Fast forward to now. Seven-year old K has noticed the book, given how long it’s been sitting around. She’s delighted in the fact that I am using a bookmark of her creation, a white and red laminated strip of paper with her name crookedly spelled out in crayon, affixed to which is a piece of twine strung with five brightly colored plastic beads. She’s asked me “So what is The Far Pavilions about anyway?” She’s noticed that the cover has become warped with use. We are not in a locale with a particularly striking set of sights or smells, but I wouldn’t be surprised if, upon seeing this same tome many years from now, she has a sudden memory of her sister at the age of 20 months, eagerly extending her chubby fingers to try to grasp at the beads that dangle so tantalizingly from the bookmark. Or if she recalls the peaceful quiet of Sunday afternoons with her father on his computer and her mother reading, spending companionable “quiet time” together while the baby naps, and then having tea time all together, with a proper set of china cups and of course some cookies.

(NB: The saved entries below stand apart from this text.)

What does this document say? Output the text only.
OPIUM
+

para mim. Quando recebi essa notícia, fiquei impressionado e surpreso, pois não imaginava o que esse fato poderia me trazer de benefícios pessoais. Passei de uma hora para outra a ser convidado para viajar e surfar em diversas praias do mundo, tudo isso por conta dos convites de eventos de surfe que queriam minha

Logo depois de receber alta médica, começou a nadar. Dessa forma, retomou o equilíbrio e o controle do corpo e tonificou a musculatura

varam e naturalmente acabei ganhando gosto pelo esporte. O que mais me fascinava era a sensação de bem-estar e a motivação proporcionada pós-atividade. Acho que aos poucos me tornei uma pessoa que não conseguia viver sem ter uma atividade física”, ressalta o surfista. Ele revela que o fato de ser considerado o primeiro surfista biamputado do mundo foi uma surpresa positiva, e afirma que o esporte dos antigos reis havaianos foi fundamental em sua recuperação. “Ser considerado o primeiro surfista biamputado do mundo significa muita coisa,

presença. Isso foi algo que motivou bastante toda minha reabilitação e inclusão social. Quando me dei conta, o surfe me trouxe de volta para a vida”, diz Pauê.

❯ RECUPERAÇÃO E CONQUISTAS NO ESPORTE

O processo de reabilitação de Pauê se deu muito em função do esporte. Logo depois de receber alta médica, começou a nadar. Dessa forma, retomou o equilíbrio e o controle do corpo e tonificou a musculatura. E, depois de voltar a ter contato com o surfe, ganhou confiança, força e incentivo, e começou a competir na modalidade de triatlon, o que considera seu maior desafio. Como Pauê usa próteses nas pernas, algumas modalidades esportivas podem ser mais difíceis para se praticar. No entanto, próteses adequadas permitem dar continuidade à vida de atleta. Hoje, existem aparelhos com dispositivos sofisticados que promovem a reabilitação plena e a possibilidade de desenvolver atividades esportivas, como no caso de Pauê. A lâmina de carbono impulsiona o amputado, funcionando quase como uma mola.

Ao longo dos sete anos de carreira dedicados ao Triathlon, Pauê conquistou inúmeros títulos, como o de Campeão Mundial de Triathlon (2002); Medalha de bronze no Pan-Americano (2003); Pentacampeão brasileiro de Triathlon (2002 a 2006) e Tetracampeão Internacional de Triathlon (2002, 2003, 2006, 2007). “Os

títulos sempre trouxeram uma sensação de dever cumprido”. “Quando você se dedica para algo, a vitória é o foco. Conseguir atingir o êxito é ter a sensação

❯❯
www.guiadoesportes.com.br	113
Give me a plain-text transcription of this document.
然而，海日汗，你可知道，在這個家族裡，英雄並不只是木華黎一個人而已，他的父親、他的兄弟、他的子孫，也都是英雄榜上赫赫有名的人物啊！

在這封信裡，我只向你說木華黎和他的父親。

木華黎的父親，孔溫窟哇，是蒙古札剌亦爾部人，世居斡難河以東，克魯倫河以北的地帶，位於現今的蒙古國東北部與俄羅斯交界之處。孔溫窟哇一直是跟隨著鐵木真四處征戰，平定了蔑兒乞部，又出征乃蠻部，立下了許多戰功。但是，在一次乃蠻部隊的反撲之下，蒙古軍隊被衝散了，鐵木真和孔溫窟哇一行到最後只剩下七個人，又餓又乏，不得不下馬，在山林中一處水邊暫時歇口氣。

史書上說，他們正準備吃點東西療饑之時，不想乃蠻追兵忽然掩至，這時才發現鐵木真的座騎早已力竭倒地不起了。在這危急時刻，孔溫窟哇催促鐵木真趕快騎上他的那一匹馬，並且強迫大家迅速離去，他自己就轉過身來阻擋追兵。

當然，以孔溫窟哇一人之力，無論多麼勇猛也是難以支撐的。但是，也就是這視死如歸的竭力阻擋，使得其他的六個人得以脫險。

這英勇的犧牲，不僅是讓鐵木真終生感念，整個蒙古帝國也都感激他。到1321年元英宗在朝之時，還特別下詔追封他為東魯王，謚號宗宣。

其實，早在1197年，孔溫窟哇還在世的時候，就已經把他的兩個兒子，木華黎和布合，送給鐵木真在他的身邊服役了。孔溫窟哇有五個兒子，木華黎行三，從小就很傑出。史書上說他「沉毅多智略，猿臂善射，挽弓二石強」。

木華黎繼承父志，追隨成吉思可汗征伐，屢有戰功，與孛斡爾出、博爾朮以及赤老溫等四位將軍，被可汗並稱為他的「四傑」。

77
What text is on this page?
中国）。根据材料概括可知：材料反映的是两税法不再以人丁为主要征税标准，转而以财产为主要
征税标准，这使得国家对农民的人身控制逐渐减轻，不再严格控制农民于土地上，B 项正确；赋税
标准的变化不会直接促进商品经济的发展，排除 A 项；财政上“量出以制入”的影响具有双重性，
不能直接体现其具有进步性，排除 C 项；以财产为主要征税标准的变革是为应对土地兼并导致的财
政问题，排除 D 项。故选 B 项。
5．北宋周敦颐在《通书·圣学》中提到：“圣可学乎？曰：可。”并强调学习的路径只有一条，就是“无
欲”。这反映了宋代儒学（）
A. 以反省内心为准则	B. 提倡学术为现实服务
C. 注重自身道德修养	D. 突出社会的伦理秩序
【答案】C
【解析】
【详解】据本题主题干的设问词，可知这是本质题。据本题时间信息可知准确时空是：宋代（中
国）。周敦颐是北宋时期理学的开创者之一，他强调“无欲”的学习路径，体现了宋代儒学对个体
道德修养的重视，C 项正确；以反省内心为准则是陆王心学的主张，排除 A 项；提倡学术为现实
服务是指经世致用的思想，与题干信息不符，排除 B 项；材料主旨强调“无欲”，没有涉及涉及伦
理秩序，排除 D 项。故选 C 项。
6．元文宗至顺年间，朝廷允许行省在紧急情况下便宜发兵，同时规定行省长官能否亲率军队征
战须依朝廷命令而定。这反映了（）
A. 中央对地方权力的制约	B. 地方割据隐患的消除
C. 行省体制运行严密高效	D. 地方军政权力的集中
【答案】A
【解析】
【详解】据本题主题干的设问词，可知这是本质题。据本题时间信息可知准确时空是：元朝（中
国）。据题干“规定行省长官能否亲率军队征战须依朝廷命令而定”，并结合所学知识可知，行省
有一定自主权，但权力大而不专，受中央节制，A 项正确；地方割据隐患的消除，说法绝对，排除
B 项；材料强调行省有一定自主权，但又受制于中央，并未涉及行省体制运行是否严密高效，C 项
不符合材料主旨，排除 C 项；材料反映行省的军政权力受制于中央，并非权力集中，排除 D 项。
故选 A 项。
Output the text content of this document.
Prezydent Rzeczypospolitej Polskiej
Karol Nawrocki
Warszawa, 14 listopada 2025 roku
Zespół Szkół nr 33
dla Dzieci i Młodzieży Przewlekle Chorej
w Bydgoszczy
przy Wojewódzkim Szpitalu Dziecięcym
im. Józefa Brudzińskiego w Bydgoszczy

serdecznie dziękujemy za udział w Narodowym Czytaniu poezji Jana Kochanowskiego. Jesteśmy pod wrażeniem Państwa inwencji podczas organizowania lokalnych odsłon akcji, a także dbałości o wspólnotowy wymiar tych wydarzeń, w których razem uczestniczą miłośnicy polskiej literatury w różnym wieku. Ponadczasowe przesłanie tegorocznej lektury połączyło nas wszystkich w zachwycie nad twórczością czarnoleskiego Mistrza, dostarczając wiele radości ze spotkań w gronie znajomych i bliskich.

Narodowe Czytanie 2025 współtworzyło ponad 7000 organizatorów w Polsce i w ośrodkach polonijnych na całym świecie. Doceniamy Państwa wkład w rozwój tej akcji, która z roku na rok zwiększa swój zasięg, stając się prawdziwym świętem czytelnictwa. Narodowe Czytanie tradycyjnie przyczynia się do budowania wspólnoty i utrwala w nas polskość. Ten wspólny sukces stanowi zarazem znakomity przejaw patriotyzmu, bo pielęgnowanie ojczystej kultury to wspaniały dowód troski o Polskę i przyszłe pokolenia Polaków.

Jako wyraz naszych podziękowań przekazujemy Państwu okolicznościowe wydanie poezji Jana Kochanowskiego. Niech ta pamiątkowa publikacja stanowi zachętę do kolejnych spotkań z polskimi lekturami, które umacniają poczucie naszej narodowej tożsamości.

Perhaps I’m romanticizing the whole thing, perhaps she won’t have a single memory of it, but there are other books from my past whose physicality brings me back to very specific times and places (for example my stained copy of Watership Down which I read at the age of 11 in a train cutting through the French countryside, and on which I spilled a bottle of apple juice), and because of this I suspect she’ll have similar memories.

But only for a while. For in the age of e-books, the collection of memories associated with a specific copy or edition of a specific title—not the memories of its contents but the memories of the time and place in which one read them, of the person one was at the time—will be moot. I don’t mean to sound like a Luddite here; I’m ready to embrace certain aspects of the whole e-book wave, and it’s entirely possible that my own book will come out as an e-publication. But no one can tell me there isn’t some nostalgia in which to indulge here.

What are some of your own memories associated with your reading of certain books? Do you still have those volumes on your shelves?